Car loan performance improves: Auto loan performance improved in March as the flow of tax refunds helped consumers catch up on delinquencies. 60-day-plus delinquencies declined for the first time in 10 months, but they were still up 10.0% from a year ago.
In March, 1.49% of auto loans were severely delinquent, which was a decline from 1.58% in February. Compared to a year ago, the severe delinquency rate was 14 basis points higher. In March, 5.65% of subprime loans were severely delinquent, which was a decline from 5.99% in February. The subprime severe delinquency rate was 70 basis points higher than a year ago.
Higher delinquencies are still not leading to pre-pandemic levels of defaults, and defaults declined in March. Loan defaults declined 4.3% in March from February and were down 2.6% from a year ago.
Auto credit access expanded in March. Our Dealertrack Auto Credit Total Loan Index was the highest recorded in the data series going back to January 2015. All loan channels and most lender types saw improving credit access even as rates moved higher.

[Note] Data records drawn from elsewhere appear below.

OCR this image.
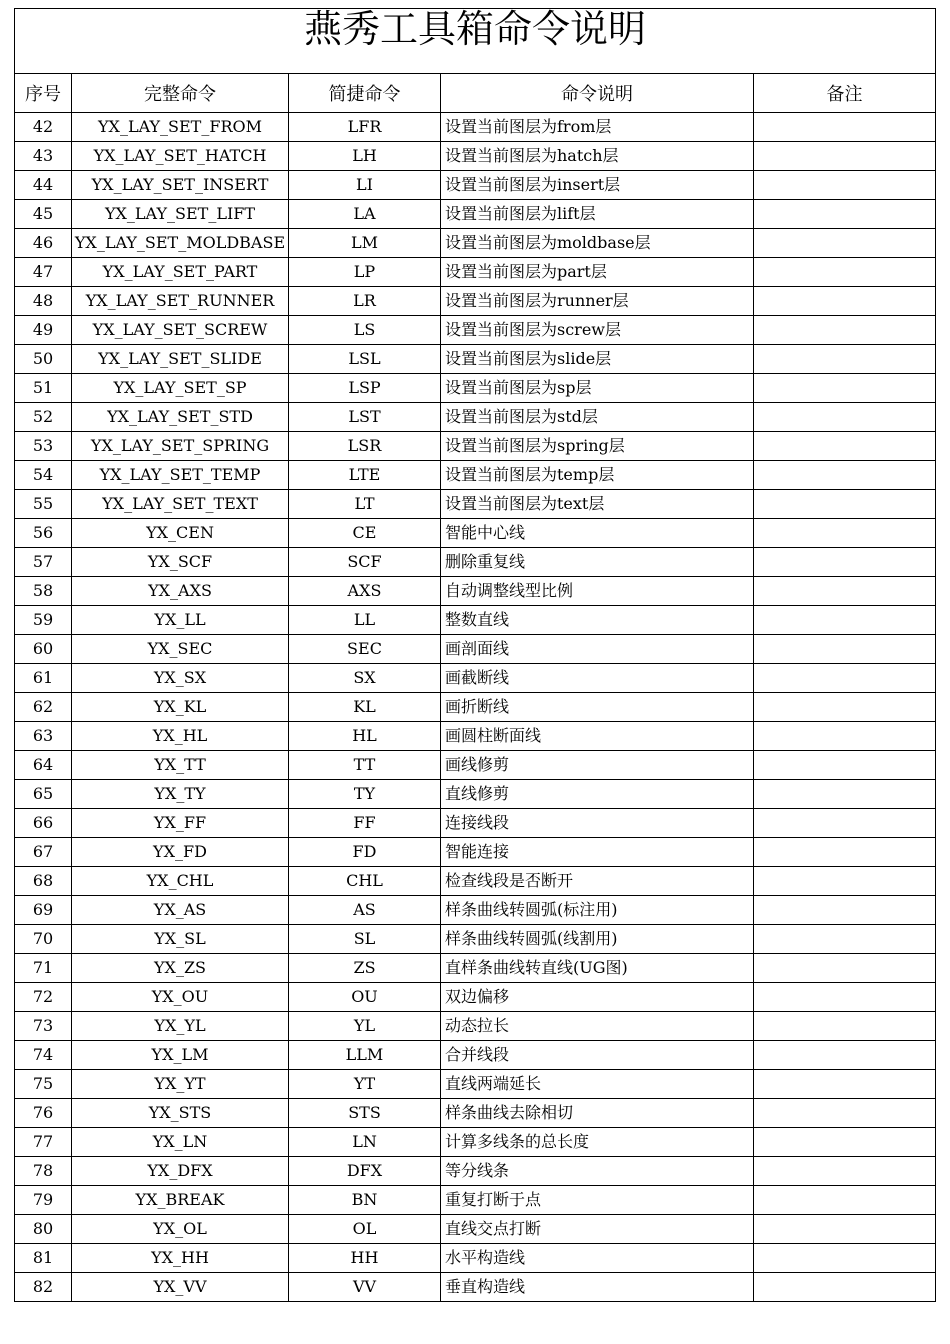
燕秀工具箱命令说明				
序号	完整命令	简捷命令	命令说明	备注
42	YX_LAY_SET_FROM	LFR	设置当前图层为from层	
43	YX_LAY_SET_HATCH	LH	设置当前图层为hatch层	
44	YX_LAY_SET_INSERT	LI	设置当前图层为insert层	
45	YX_LAY_SET_LIFT	LA	设置当前图层为lift层	
46	YX_LAY_SET_MOLDBASE	LM	设置当前图层为moldbase层	
47	YX_LAY_SET_PART	LP	设置当前图层为part层	
48	YX_LAY_SET_RUNNER	LR	设置当前图层为runner层	
49	YX_LAY_SET_SCREW	LS	设置当前图层为screw层	
50	YX_LAY_SET_SLIDE	LSL	设置当前图层为slide层	
51	YX_LAY_SET_SP	LSP	设置当前图层为sp层	
52	YX_LAY_SET_STD	LST	设置当前图层为std层	
53	YX_LAY_SET_SPRING	LSR	设置当前图层为spring层	
54	YX_LAY_SET_TEMP	LTE	设置当前图层为temp层	
55	YX_LAY_SET_TEXT	LT	设置当前图层为text层	
56	YX_CEN	CE	智能中心线	
57	YX_SCF	SCF	删除重复线	
58	YX_AXS	AXS	自动调整线型比例	
59	YX_LL	LL	整数直线	
60	YX_SEC	SEC	画剖面线	
61	YX_SX	SX	画截断线	
62	YX_KL	KL	画折断线	
63	YX_HL	HL	画圆柱断面线	
64	YX_TT	TT	画线修剪	
65	YX_TY	TY	直线修剪	
66	YX_FF	FF	连接线段	
67	YX_FD	FD	智能连接	
68	YX_CHL	CHL	检查线段是否断开	
69	YX_AS	AS	样条曲线转圆弧(标注用)	
70	YX_SL	SL	样条曲线转圆弧(线割用)	
71	YX_ZS	ZS	直样条曲线转直线(UG图)	
72	YX_OU	OU	双边偏移	
73	YX_YL	YL	动态拉长	
74	YX_LM	LLM	合并线段	
75	YX_YT	YT	直线两端延长	
76	YX_STS	STS	样条曲线去除相切	
77	YX_LN	LN	计算多线条的总长度	
78	YX_DFX	DFX	等分线条	
79	YX_BREAK	BN	重复打断于点	
80	YX_OL	OL	直线交点打断	
81	YX_HH	HH	水平构造线	
82	YX_VV	VV	垂直构造线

Consumer sentiment mixed: The initial March reading on Consumer Sentiment from the University of Michigan increased 10.6% to 65.7 from 59.4 in March. Consumers’ views of current conditions and future expectations both improved, with expectations improving the most. The expected inflation rate was stable. Consumers’ views of buying conditions for vehicles declined.
The daily index of consumer sentiment from Morning Consult also reflected improvement in the first week of April, but sentiment has declined substantially since. As of last Friday, the index was down 4.8% week over week, leaving the index down 2.7% for the month so far.
Jonathan Smoke is the chief economist at Cox Automotive.